Por otra parte, se puede decir que el “Pelado” encontró variantes y respuestas en el banco de suplentes durante los últimos partidos (salvo el fatídico encuentro ante Atlanta). Daniel Villalba, César González, Rogelio Funes Mori y Martín Aguirre (sumados a una especie de titular-suplente como David Trezeguet) suelen dar soluciones a encuentros trabados. Y así fue este último ante Huracán. Los ingresos del Maestrico y David (por un cada vez más impresentable Luciano Vella y un perdido Ocampos) le dieron una frescura polar al ataque “Millonario”. En tan sólo tres minutos en cancha, González desniveló, mandó un centro atrás y encontró un gol en contra. Una bocanada de aire puro y limpio. Se podría decir que fue como una sesión de masajes descontracturantes. Por eso, tan sólo unos minutos más tarde, llegaría la reivindicación del capitán. Cavenaghi, ídolo de multitudes, anotó su 18º gol en el torneo. El “Torito” de Ingeniero O´Brien estiró su racha y acalló algunas críticas desagradecidas e impensadas. Además, fue asistido otra vez por su compinche, su ladero más fiel: “Chori” Domínguez.

Asimismo, tras esta victoria tan necesitada, el público se fue feliz pero expectante. Saben que el nivel demostrado en las últimas fechas no es el ideal y encima llega al Monumental la próxima fecha el puntero Instituto. ¿Será la Gloria o no?

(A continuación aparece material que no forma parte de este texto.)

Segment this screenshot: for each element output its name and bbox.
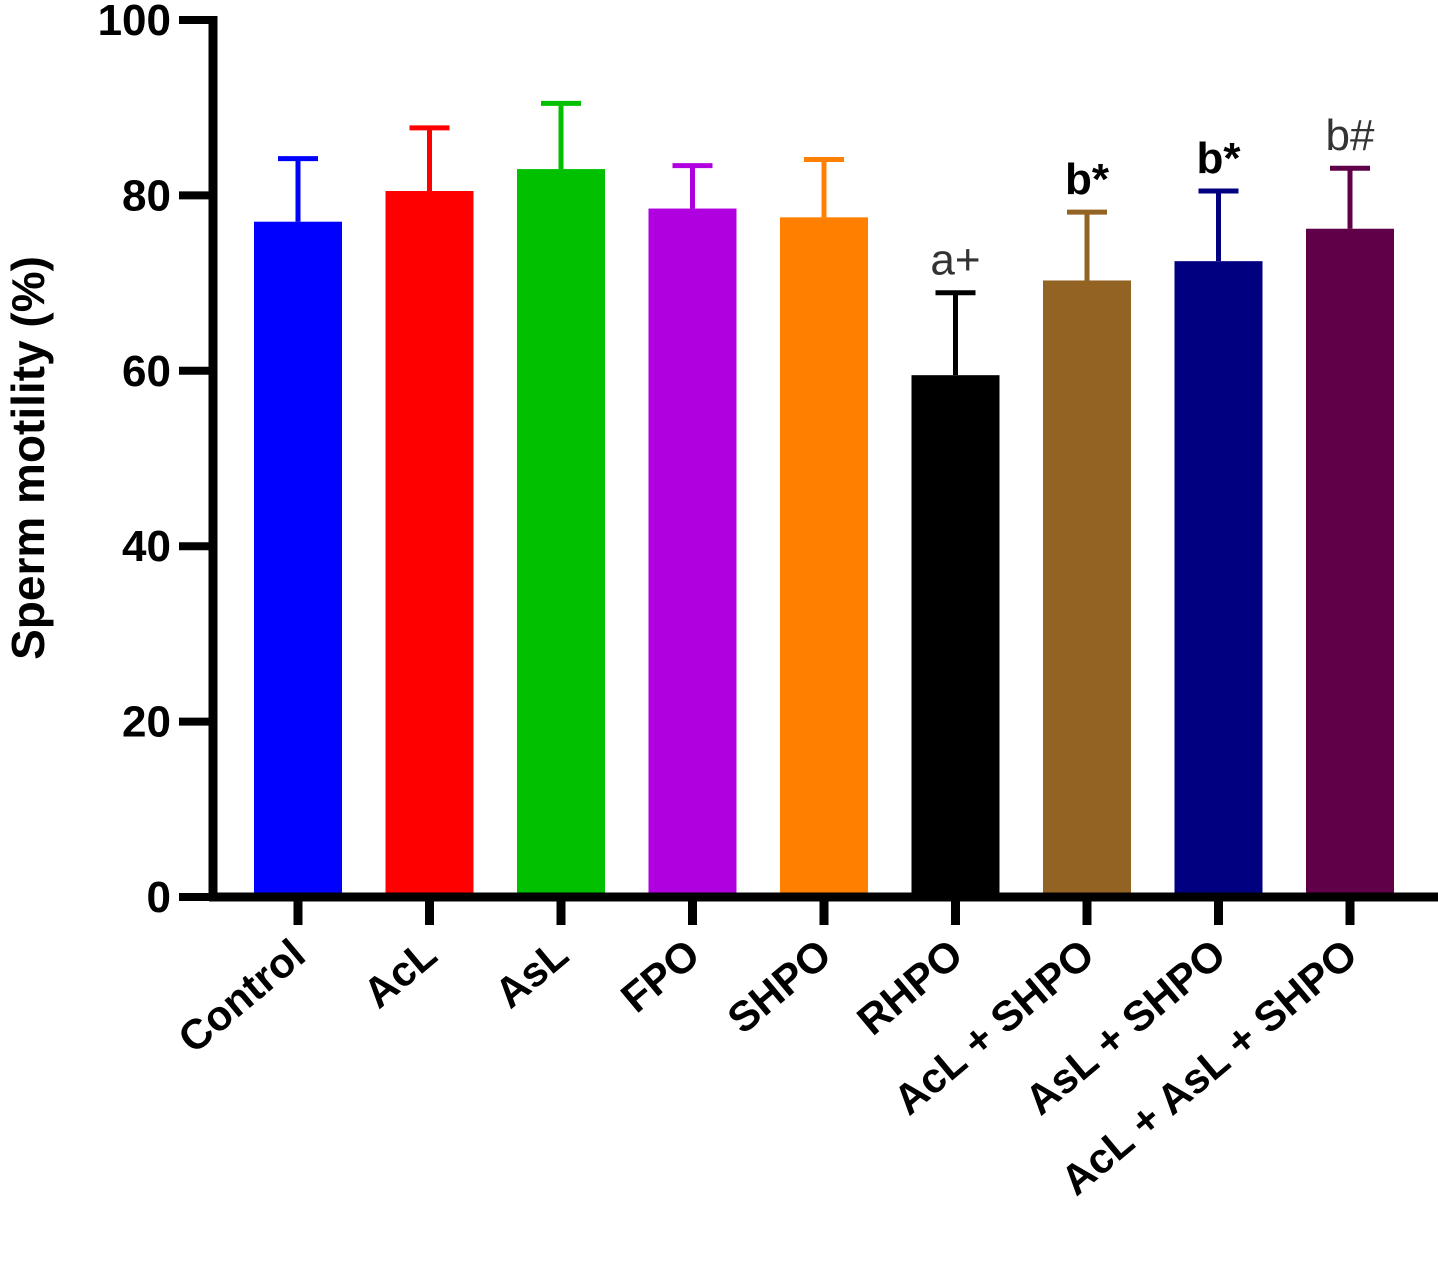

viernes, 13 de abril de 2012

"Aire"



Tan necesario como el aire para respirar. Matías Almeyda y compañía, respiraron profundo y gritaron de manera ostentosa ese gol del “Kekito” Villalba que les otorgaba ese pasaje a los cuartos de final de la Copa Argentina. Era el 2 a 0 (finalizó 2 a 1), ante un Quilmes aguerrido que en los últimos meses se convirtió en cuco. Porque acá no importan las categorías y mucho menos el status del certamen. River debía estar en cuartos de final, como premisa básica. Con titulares o suplentes. Siempre fue “el objetivo oculto”. De la gente, del plantel y del cuerpo técnico. Ni hablar de los dirigentes que ya ni saben donde esconder su cabeza. Porque si bien todos los cañones apuntan a ascender a Primera (no se soportaría un año más en al B Nacional), el orgullo siempre está. La bandera del más grande del país hay izarla todos los días. Y así fue.

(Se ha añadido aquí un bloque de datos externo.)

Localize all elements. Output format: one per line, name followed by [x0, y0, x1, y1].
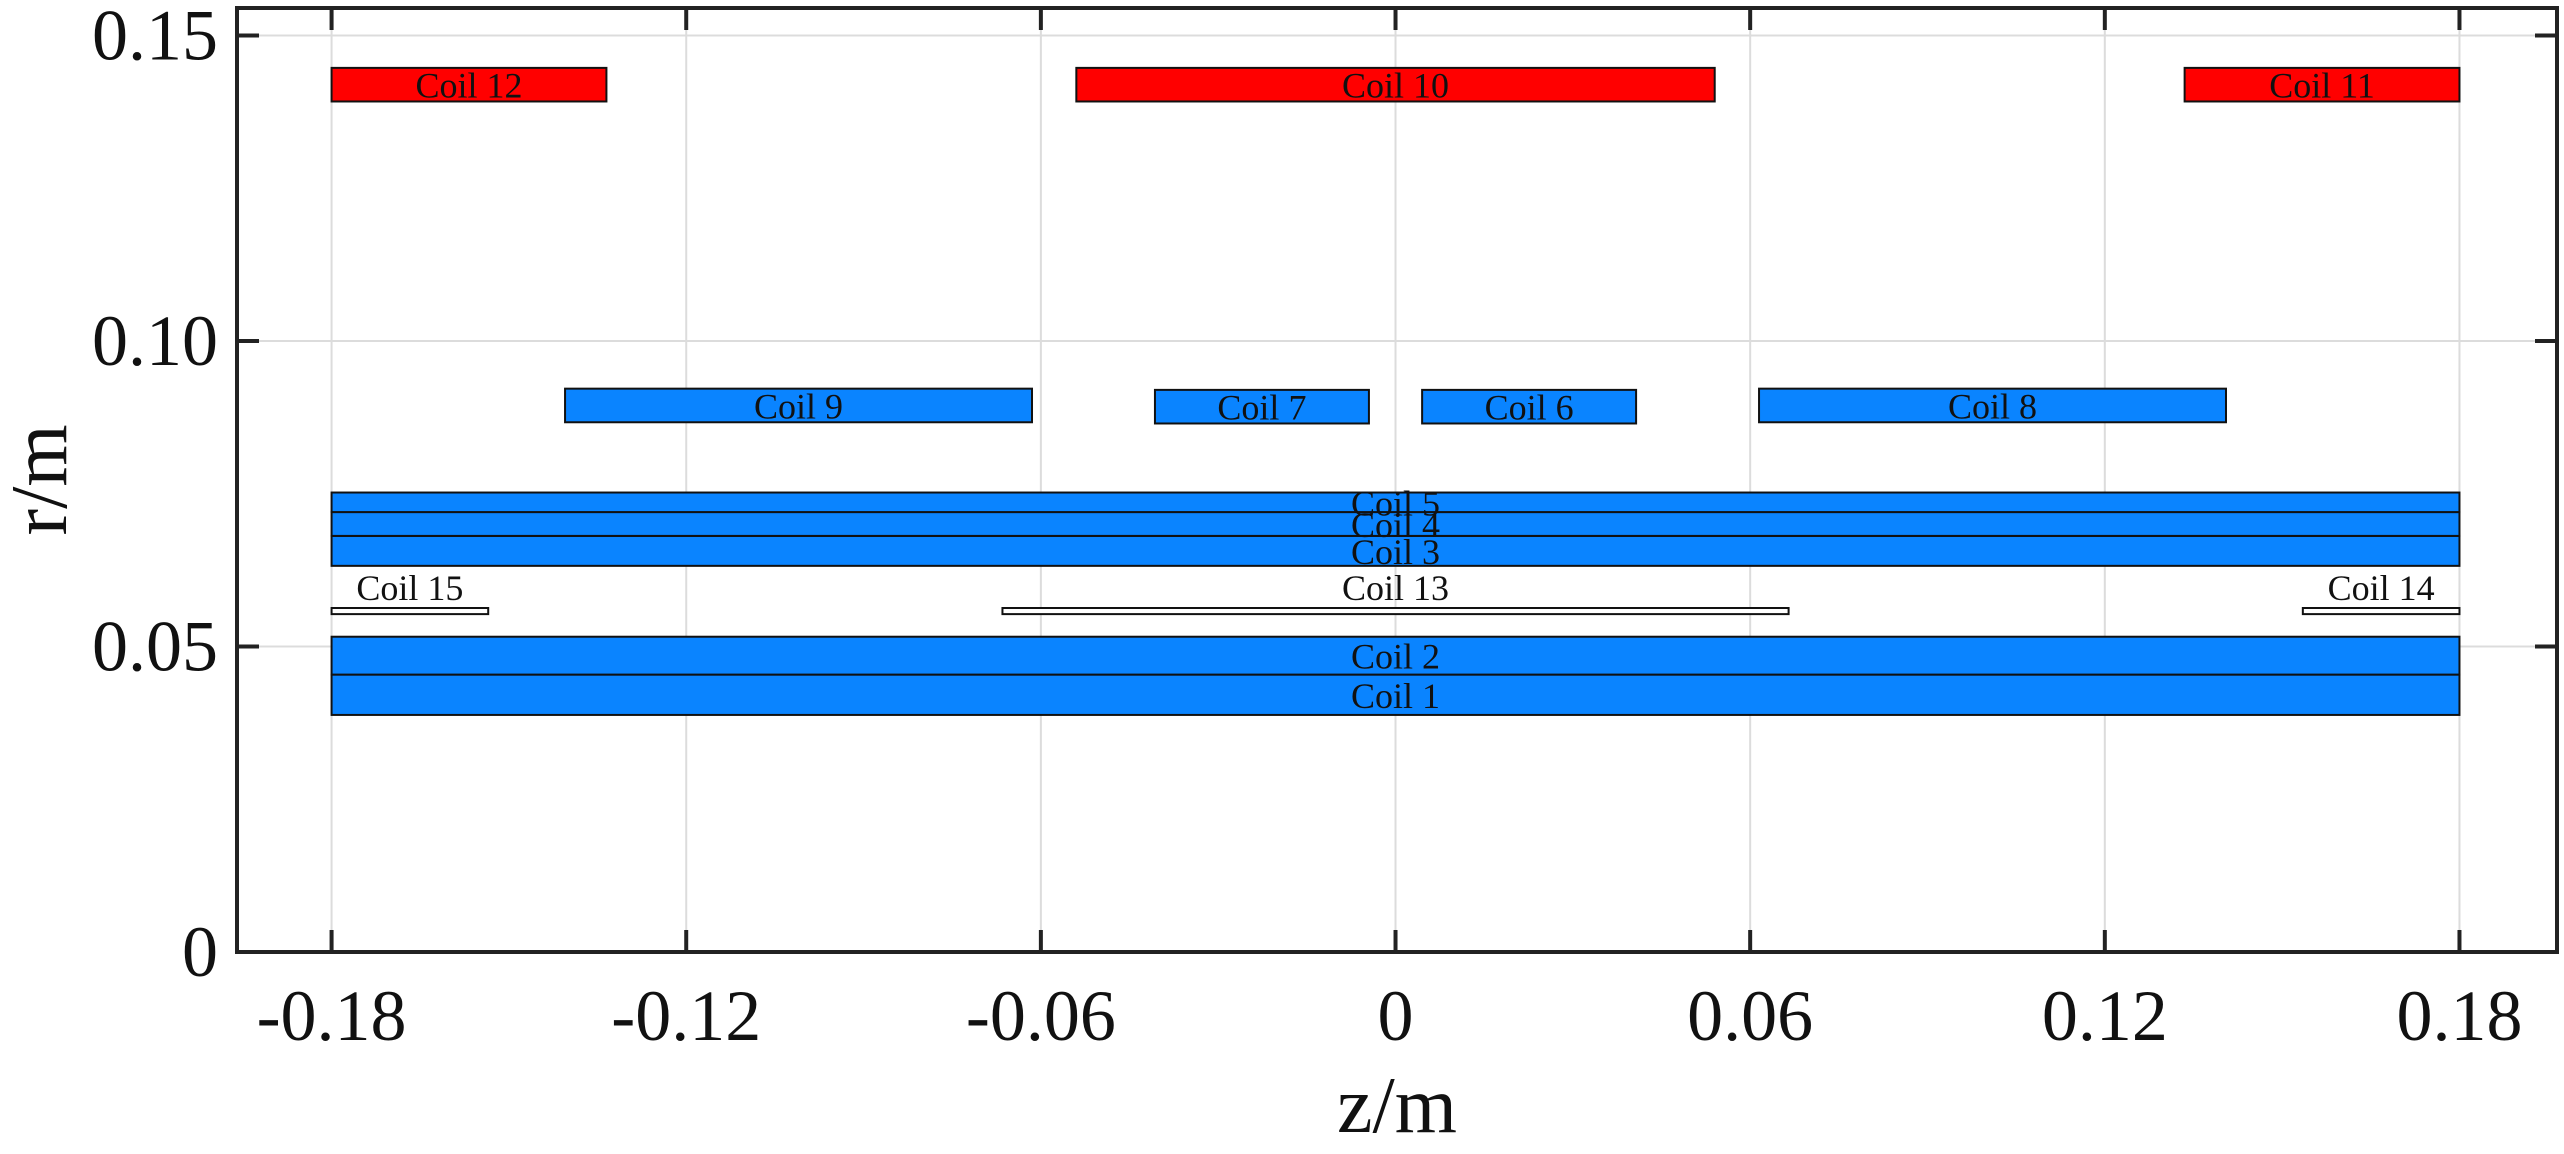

El Pelado, diseñó un plan anti-cerveza con mayoría de ex titulares y juveniles. Pero le sumó a Trezeguet. El señor de los goles. Ese que no te falla nunca. Ya son 8 tantos en 11 partidos, con la particularidad de que sólo jugó seis como titular. Números asombrosos, pero increíbles. El francés es un delantero de elite. Casi perfecto para este maltrecho fútbol argentino. Juega a un toque, dibuja diagonales y empuja pelotas debajo de la red. Como el primer gol ante Quilmes, que tras un desborde de Rogelio Funes Mori (cada vez juega mejor, lejos de los flashes) y centro atrás, apareció para marcar el tanto que abriría el partido y así abrazar a todos: compañeros, cuerpo técnico e hinchas, que ya ni se atreven a discutir su estado físico.

Asimismo, todo no fue color de rosas. Costó y mucho. El “Lobo” Ledesma parece un jefe de la manada, pero por lo añejo simplemente. Su nivel futbolístico no tiene nada que ver con ese que supimos añorar. Domingo es un buen chico que cada vez que se pone la cinta de capitán, juega como si fuera la última vez, pero hinchas somos muchos y no por eso estamos en la primera de River. Luego hay muchos juveniles con nivel aceptable (léase Chichizola de gran partido, Pezella impecable hasta el final, Abecasis tractor por la banda derecha y los mellizos Funes Mori), pero casi ninguno sale de la media. Salvo uno: Daniel Villalba. El “Keko” es revolución en estado puro. Sus patas cortas son indescifrables. Y como la ley del leñador, “entre más altos caen mejor”, deshace defensas NBA. Sino, pregúntenles a Joel Carli y a Sebastián Martínez, centrales del “Cervecero”, que ni siquiera llegaron a anotarle la patente. Excelente nivel del enano, que ya no resiste banco. Almeyda deberá buscarle el espacio o darle muchos más minutos, ya que es un desperdicio de calidad sentado en una silla.

Aire fue el que se obtuvo en San Juan, provincia que nos recibió de la mejor manera muchas veces. Aire es el que necesita el equipo para enfrentar esta etapa decisiva. El primer paso está dado, ahora sólo falta empezar a caminar de la mejor manera.